The story of giving advice
I’ve written before about the pitfalls of giving advice. There are times, though, in which a situation warrants giving advice. So how do you do it without causing a problem?
In a past life, I was managing a large program. It was challenging, and I had a rather large team reporting to me.
When my team came to me with issues, I thought it was my job to evaluate the problem and make a decision. In other words, it seemed I was in the business of giving advice all day. It was early in my leadership career, and I thought I was doing the right thing.
Unfortunately, my team developed a dependency on me due to my bias to make decisions. The more I made the decisions, the less they would take responsibility for a decision themselves.
After a few months of this approach, the program was not going well. It seemed as if all I did was to address problems all day long. I was so busy running around trying to fix things that I didn’t have time to plan.
Why wouldn’t my team take ownership for problems?
Leaders give advice.
When you give someone advice, it’s important to come at it with the right mindset. If your goal is to evaluate a situation and provide the team with advice, then there’s a good chance they will comply with your advice.
The problem is, the other person is unlikely to take ownership of the outcome. Given the advice came from you, guess who will be assigned the blame when the advice doesn’t offer a magical fix?
The key to giving advice is to do it in a way that the other person takes ownership of their decisions. Let them choose whether or not they will follow your advice. It’s not that difficult, and the good news is you have total control over it happening this way. You only need to use the right mindset yourself.
So, yes leaders do give advice. The question is, would you want people complying and blaming you? Or, would you like for people to take ownership and grow as a result?
Given leaders create the conditions for others to succeed, I think the answer to this is obvious.
The question is how?
Name it and ask permission
To start, I always name the fact I’m about to give advice. It usually goes something like “I have some experience with this which might be helpful.” Keep it simple, and be sure to call it what it is.
Then, I follow naming it with asking permission. In other words, I want to know if the person wants the advice I’m about to give. Again, keep it simple with something like “would you like to hear it?”
If they say “no,” then I do not force my advice on them. I will, however, follow the “no” with a powerful question to keep exploring the issue.
telling them a story
I often talk about one approach to giving advice which is to provide three options, each followed by a powerful Question. Then at the end to say something like “ok forget what I said, what are you going to do?”
I was reading the book “The Story Factor” by Annette Simmons. This book made me realize that story is another equally powerful way to give advice.
For example, I work with corporate leaders charged with delivering projects. If you do any amount of project work, you know how often things will fall off the rails.
I am often asked me for advice on how to deliver bad news upwards in an organization. People often believe the leaders higher in their organization don’t want bad news, and only want to hear how things are going so good.
It’s tempting and seemingly easy to give advice that they really should tell the truth. That if the other person is being responsible, they will tell the truth about what’s happening on their project.
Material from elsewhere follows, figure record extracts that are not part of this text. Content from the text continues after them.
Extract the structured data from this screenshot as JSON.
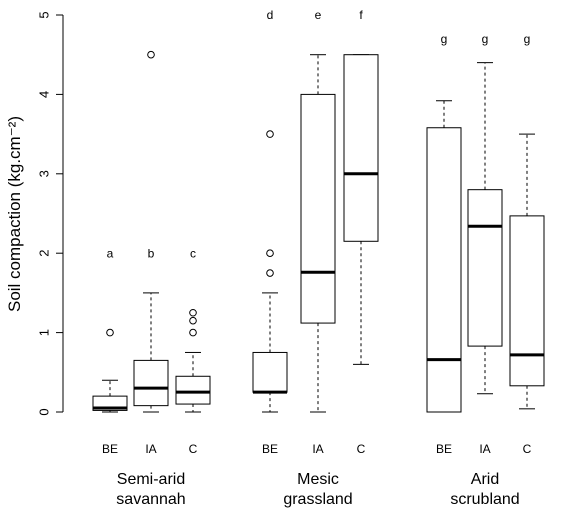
{
  "chart_data": {
    "type": "boxplot",
    "ylabel": "Soil compaction (kg.cm⁻²)",
    "ylim": [
      0,
      5
    ],
    "yticks": [
      "0",
      "1",
      "2",
      "3",
      "4",
      "5"
    ],
    "groups": [
      {
        "label_lines": [
          "Semi-arid",
          "savannah"
        ],
        "categories": [
          "BE",
          "IA",
          "C"
        ]
      },
      {
        "label_lines": [
          "Mesic",
          "grassland"
        ],
        "categories": [
          "BE",
          "IA",
          "C"
        ]
      },
      {
        "label_lines": [
          "Arid",
          "scrubland"
        ],
        "categories": [
          "BE",
          "IA",
          "C"
        ]
      }
    ],
    "boxes": [
      {
        "group": 0,
        "category": "BE",
        "letter": "a",
        "min": 0.0,
        "q1": 0.02,
        "median": 0.05,
        "q3": 0.2,
        "max": 0.4,
        "outliers": [
          1.0
        ]
      },
      {
        "group": 0,
        "category": "IA",
        "letter": "b",
        "min": 0.0,
        "q1": 0.08,
        "median": 0.3,
        "q3": 0.65,
        "max": 1.5,
        "outliers": [
          4.5
        ]
      },
      {
        "group": 0,
        "category": "C",
        "letter": "c",
        "min": 0.0,
        "q1": 0.1,
        "median": 0.25,
        "q3": 0.45,
        "max": 0.75,
        "outliers": [
          1.0,
          1.15,
          1.25
        ]
      },
      {
        "group": 1,
        "category": "BE",
        "letter": "d",
        "min": 0.0,
        "q1": 0.25,
        "median": 0.25,
        "q3": 0.75,
        "max": 1.5,
        "outliers": [
          1.75,
          2.0,
          3.5
        ]
      },
      {
        "group": 1,
        "category": "IA",
        "letter": "e",
        "min": 0.0,
        "q1": 1.12,
        "median": 1.76,
        "q3": 4.0,
        "max": 4.5,
        "outliers": []
      },
      {
        "group": 1,
        "category": "C",
        "letter": "f",
        "min": 0.6,
        "q1": 2.15,
        "median": 3.0,
        "q3": 4.5,
        "max": 4.5,
        "outliers": []
      },
      {
        "group": 2,
        "category": "BE",
        "letter": "g",
        "min": 0.0,
        "q1": 0.0,
        "median": 0.66,
        "q3": 3.58,
        "max": 3.92,
        "outliers": []
      },
      {
        "group": 2,
        "category": "IA",
        "letter": "g",
        "min": 0.23,
        "q1": 0.83,
        "median": 2.34,
        "q3": 2.8,
        "max": 4.4,
        "outliers": []
      },
      {
        "group": 2,
        "category": "C",
        "letter": "g",
        "min": 0.04,
        "q1": 0.33,
        "median": 0.72,
        "q3": 2.47,
        "max": 3.5,
        "outliers": []
      }
    ],
    "letter_levels": {
      "a": 2.0,
      "b": 2.0,
      "c": 2.0,
      "d": 5.0,
      "e": 5.0,
      "f": 5.0,
      "g": 4.7
    },
    "legend": "none",
    "grid": false
  }
}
While it’s hard to argue with those statements they do amount to putting the other person into a mindset of obligation. I even use a potential shaming tactic to push them there (i.e. “if you’re responsible”).
tell them a story
Why not let them figure it out? Perhaps it’s a story such as this:
There was a team I worked with who failed to be transparent about the actual status of their project. They hid the real problems, believing their management group only wanted to hear good news.
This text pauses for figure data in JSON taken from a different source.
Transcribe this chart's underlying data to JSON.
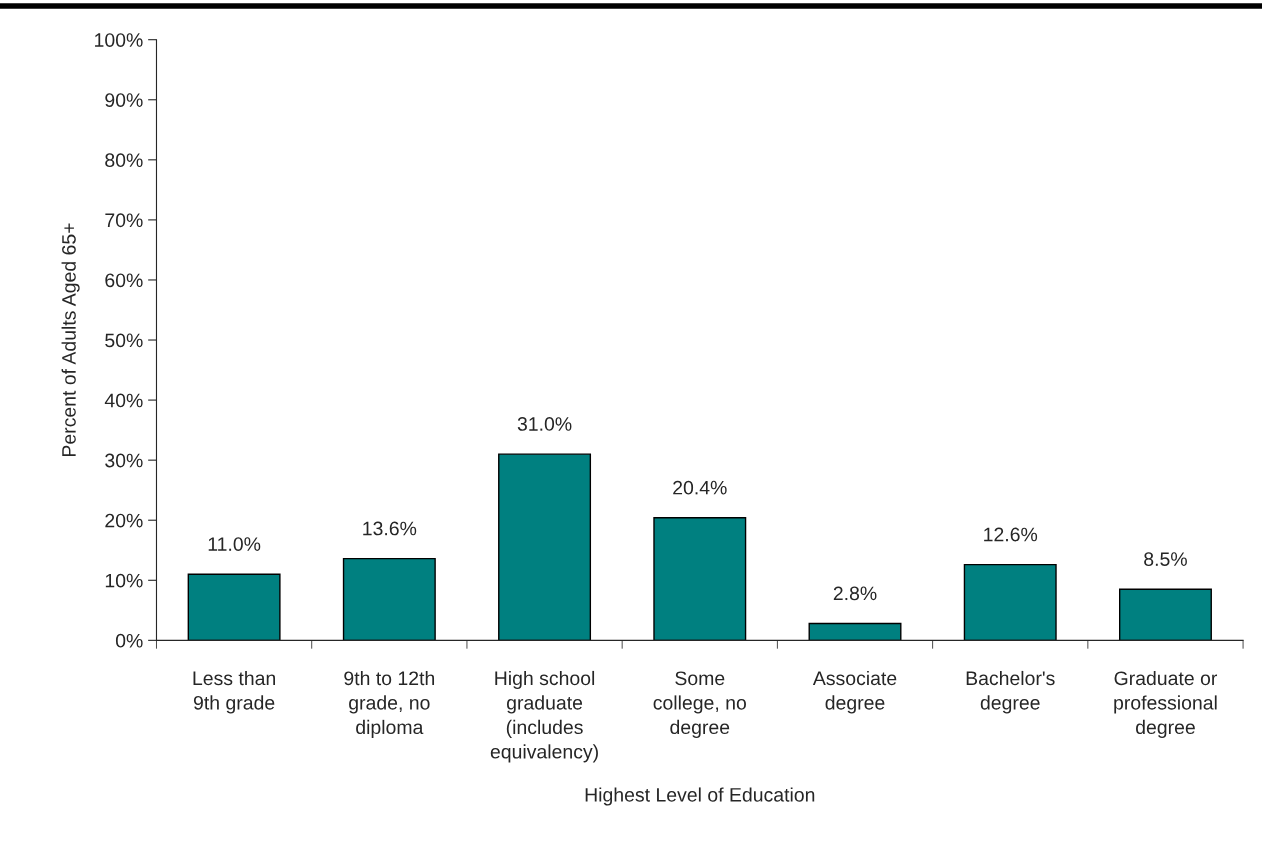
{
  "chart_data": {
    "type": "bar",
    "xlabel": "Highest Level of Education",
    "ylabel": "Percent of Adults Aged 65+",
    "categories": [
      "Less than\n9th grade",
      "9th to 12th\ngrade, no\ndiploma",
      "High school\ngraduate\n(includes\nequivalency)",
      "Some\ncollege, no\ndegree",
      "Associate\ndegree",
      "Bachelor's\ndegree",
      "Graduate or\nprofessional\ndegree"
    ],
    "values": [
      11.0,
      13.6,
      31.0,
      20.4,
      2.8,
      12.6,
      8.5
    ],
    "value_labels": [
      "11.0%",
      "13.6%",
      "31.0%",
      "20.4%",
      "2.8%",
      "12.6%",
      "8.5%"
    ],
    "color": "#008080",
    "ylim": [
      0,
      100
    ],
    "yticks": [
      {
        "value": 0,
        "label": "0%"
      },
      {
        "value": 10,
        "label": "10%"
      },
      {
        "value": 20,
        "label": "20%"
      },
      {
        "value": 30,
        "label": "30%"
      },
      {
        "value": 40,
        "label": "40%"
      },
      {
        "value": 50,
        "label": "50%"
      },
      {
        "value": 60,
        "label": "60%"
      },
      {
        "value": 70,
        "label": "70%"
      },
      {
        "value": 80,
        "label": "80%"
      },
      {
        "value": 90,
        "label": "90%"
      },
      {
        "value": 100,
        "label": "100%"
      }
    ],
    "grid": false,
    "legend": false
  }
}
This was done with the best intentions. The team believed they needed to resolve the problems themselves.
Individually, none of the problems the team encountered was insurmountable. However, the accumulation of so many unresolved issues meant, in the end, the project failed to deliver any usable product which took their leaders by surprise.
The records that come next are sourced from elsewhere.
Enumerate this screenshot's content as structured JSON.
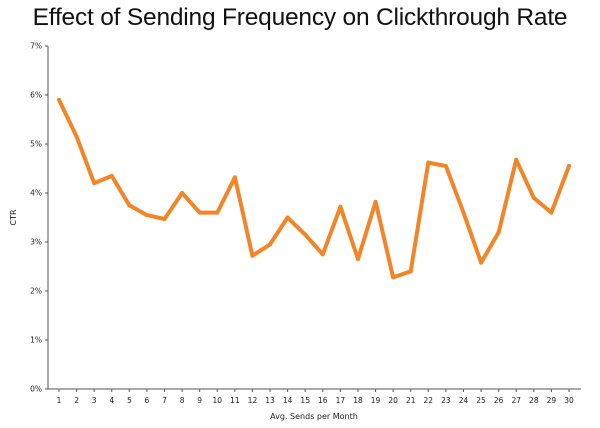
{
  "chart_data": {
    "type": "line",
    "title": "Effect of Sending Frequency on Clickthrough Rate",
    "xlabel": "Avg. Sends per Month",
    "ylabel": "CTR",
    "x": [
      1,
      2,
      3,
      4,
      5,
      6,
      7,
      8,
      9,
      10,
      11,
      12,
      13,
      14,
      15,
      16,
      17,
      18,
      19,
      20,
      21,
      22,
      23,
      24,
      25,
      26,
      27,
      28,
      29,
      30
    ],
    "series": [
      {
        "values": [
          5.9,
          5.15,
          4.2,
          4.35,
          3.75,
          3.55,
          3.47,
          4.0,
          3.6,
          3.6,
          4.32,
          2.72,
          2.95,
          3.5,
          3.15,
          2.75,
          3.72,
          2.65,
          3.82,
          2.28,
          2.4,
          4.62,
          4.55,
          3.6,
          2.58,
          3.2,
          4.68,
          3.9,
          3.6,
          4.55
        ],
        "color": "#f28528"
      }
    ],
    "y_ticks": [
      "0%",
      "1%",
      "2%",
      "3%",
      "4%",
      "5%",
      "6%",
      "7%"
    ],
    "ylim": [
      0,
      7
    ],
    "xlim": [
      1,
      30
    ],
    "grid": false,
    "legend": "none"
  }
}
The real difference in using the story is you are not giving any advice. Sure, you could argue I’m leading with the story. However, the human mind would not make the same type of connection.
I’m not going to share my conclusions about the story as I want you to figure out your own. So, instead of telling you what to conclude, I would even ask you to tell me what the real lesson is.
I believe you might be more likely to draw your right conclusions given you’re going to apply your own filters to them (rather than mine).
Advice in leadership
As a leader, your job is to create the conditions for others to succeed. The best place to start doing this is in your actions.
When faced with giving advice, I start by asking myself what the team needs from me. Does the team need a leader who helps them solve problems themselves, or do they need a leader who is taking charge?
For example, if someone has a heart attack, I am going to be fairly direct in what you need to do. If a production system is down, it is not likely the time to give the team space to figure things out on their own (assuming they don’t already have the expertise).
There are times where it makes sense to give advice and be directive. The real growth & learning opportunity happens after the crisis is behind us.
For most circumstances, though, your team wants you to help them succeed & grow. So, why not give advice in a way that gives them the opportunity to own and grow as a result?
What are you going to do?
The ironic thing is when I post you could argue I’m giving you advice.
Thankfully, you are always at choice.
So, forget everything I’ve said. what are you going to do?